初,智宣子将以瑶为后,智果曰:“不如宵也。瑶之贤于人者五,其不逮者一也。美鬓长大则贤,射御足力则贤,伎艺毕给则贤,巧文辩惠则贤,强毅果敢则贤;如是而甚不仁。夫以其五贤陵人而以不仁行之,其谁能待之?若果立瑶也,智宗必灭。”弗听。智果别族于太史,为辅氏。

当初,晋国的智宣子想要让智瑶作为继承人,族人智果说:“智瑶不如智宵。智瑶有超越他人的五项优点,一项缺点。五项优点是:相貌出众、精通骑射、才艺双全、(伎艺:技艺;毕给:齐全,完全具备。)、文采出众(巧文:擅长文辞,辩惠:聪明而富有辩才)、强毅果敢,虽然有这五项但却很不仁厚。如果他以这五项长处来制服别人做不仁义的事,谁又能和他和睦相处呢?如果真的要立智瑶作为继承人,那么智氏一族必然灭亡。智宣子没有听从智果的建议,智果向太史请求脱离智族,另立为辅氏。(改智氏为辅氏,脱离智氏,另立宗庙,因此建立辅氏家族)


智果的这种观点是很值得借鉴的,这也是常常能听到的到底是以德辅才还是维才论的观点。当然在之后的章节里我们能看到智果的远见,看起来应该是道德在才华之上。但道德这种概念比较宽泛,而且标准又往往不统一,所以有时候也是值得警惕之事。


赵简子之子,长曰伯鲁,幼曰无恤。将置后,不知所立,乃书训戒之辞于二简,以授二子曰:“谨识(谓牢记于心)之!”三年而问之,伯鲁不能举其辞;求其简,已失之矣。问无恤,诵其辞甚习;求其简,出(介词,相当于“于”)袖中而奏之。于是简子以无恤为贤,立以为后。

赵国大夫赵简子(赵氏宗主:叔帶 → □ → □ → □ → □ → 赵夙 → 赵成子赵衰 → 赵宣子赵盾 → 赵括 → 赵文子赵武 → 赵景叔赵成 → 赵简子赵鞅 → 赵襄子赵毋恤 → 赵桓子赵嘉 → 赵献子 → 赵烈侯
赵国君主:赵烈侯 → 赵武侯 → 赵敬侯 → 赵成侯 → 赵肃侯 → 赵武灵王 → 赵惠文王 → 赵孝成王 → 赵悼襄王 → 赵幽繆王 → 代王嘉)的大儿子叫伯鲁,小儿子叫无恤(也叫毋恤)。赵简子想要确定继承人,不知道立哪位好,于是把他日常训诫之词写在两块竹简上,分别交给两个儿子说:“好好记住!”过了三年,赵简子问话,大儿子伯鲁说不出竹简上的话,再问他的竹简,已经丢失了。又问小儿子无恤,背诵竹简上的言辞甚是熟悉,追问竹简,他便从袖子中取出献上。于是赵简子认为无恤十分贤德,便立他为继承人。

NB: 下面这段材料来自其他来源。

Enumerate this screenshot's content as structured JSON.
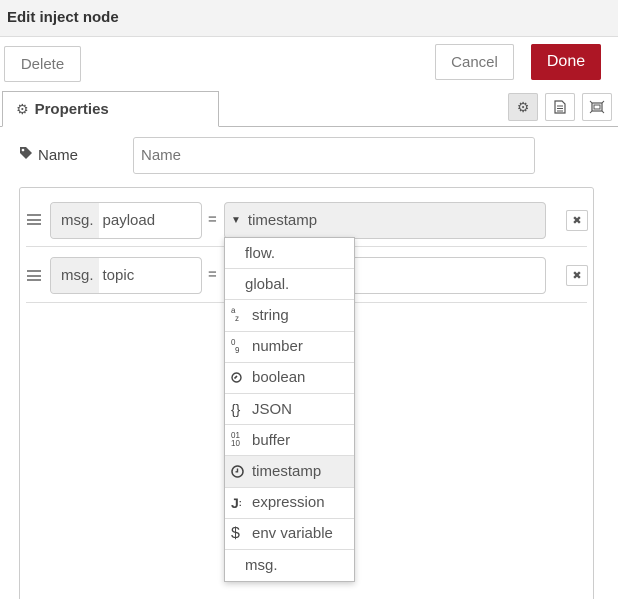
{
  "header": {
    "title": "Edit inject node"
  },
  "toolbar": {
    "delete_label": "Delete",
    "cancel_label": "Cancel",
    "done_label": "Done"
  },
  "tabs": [
    {
      "label": "Properties",
      "icon": "gear-icon"
    }
  ],
  "tab_tools": [
    "gear-icon",
    "document-icon",
    "layout-icon"
  ],
  "name_field": {
    "label": "Name",
    "icon": "tag-icon",
    "value": "",
    "placeholder": "Name"
  },
  "rows": [
    {
      "prefix": "msg.",
      "property": "payload",
      "equals": "=",
      "value_type": "timestamp"
    },
    {
      "prefix": "msg.",
      "property": "topic",
      "equals": "=",
      "value_type": ""
    }
  ],
  "type_dropdown": {
    "items": [
      {
        "label": "flow.",
        "icon": ""
      },
      {
        "label": "global.",
        "icon": ""
      },
      {
        "label": "string",
        "icon": "az-icon"
      },
      {
        "label": "number",
        "icon": "09-icon"
      },
      {
        "label": "boolean",
        "icon": "boolean-icon"
      },
      {
        "label": "JSON",
        "icon": "braces-icon"
      },
      {
        "label": "buffer",
        "icon": "binary-icon"
      },
      {
        "label": "timestamp",
        "icon": "clock-icon"
      },
      {
        "label": "expression",
        "icon": "jsonata-icon"
      },
      {
        "label": "env variable",
        "icon": "dollar-icon"
      },
      {
        "label": "msg.",
        "icon": ""
      }
    ],
    "selected": "timestamp"
  },
  "colors": {
    "done": "#ad1625",
    "header_bg": "#f3f3f3",
    "border": "#cccccc"
  }
}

简子使尹铎为晋阳,请曰:“以为茧丝(泛指赋税。敛赋如抽丝于茧,故云)乎?(文言连词,表选择,相当于或是、还是))为保障乎?”简子曰:“保障哉!”尹铎损其户数。简子谓无恤曰:“晋国有难,而无以尹铎为少,无以晋阳为远,必以为归。”

赵简子派尹铎去晋阳(今山西太原市),临行前尹铎请示说:“您是打算让我去搜刮财富呢?还是将晋阳作为保障之地?”赵简子说:“作为保障”。尹铎便少算居民户数,减轻赋税。赵简子对赵无恤说:“一旦晋国发生危难,你不要认为尹铎年轻,不要害怕晋阳路途遥远,一定要以那里作为归宿。”

及智宣子卒,智襄子为政,与韩康子、魏桓子宴于蓝台。智伯戏康子而侮段规。智国闻之,谏曰:“主不备难,难必至矣!”智伯曰:“难将由我。我不为难,谁敢兴之!”对曰:“不然。《夏书》有之:‘一人三失,怨岂在明,不见是图。’夫君子能勤小物,故无大患。今主一宴而耻人之君相,又弗备,曰‘不敢兴难’,无乃不可乎!(“无乃…乎”是表示一种委婉商量的疑问语气,对某种情况加以测度。句式中的“无”为副词,表示的意义相当于“非”;“乃”字,无实际意义,只起调节音节的作用。“无乃”,表示“不是”的意思,与疑问语气词“乎”相呼应,构成“无乃…乎”的结构,这一结构可以用“恐怕(只怕、大概)…吧)蚋、蚁、蜂、虿,皆能害人,况君相乎!”弗听。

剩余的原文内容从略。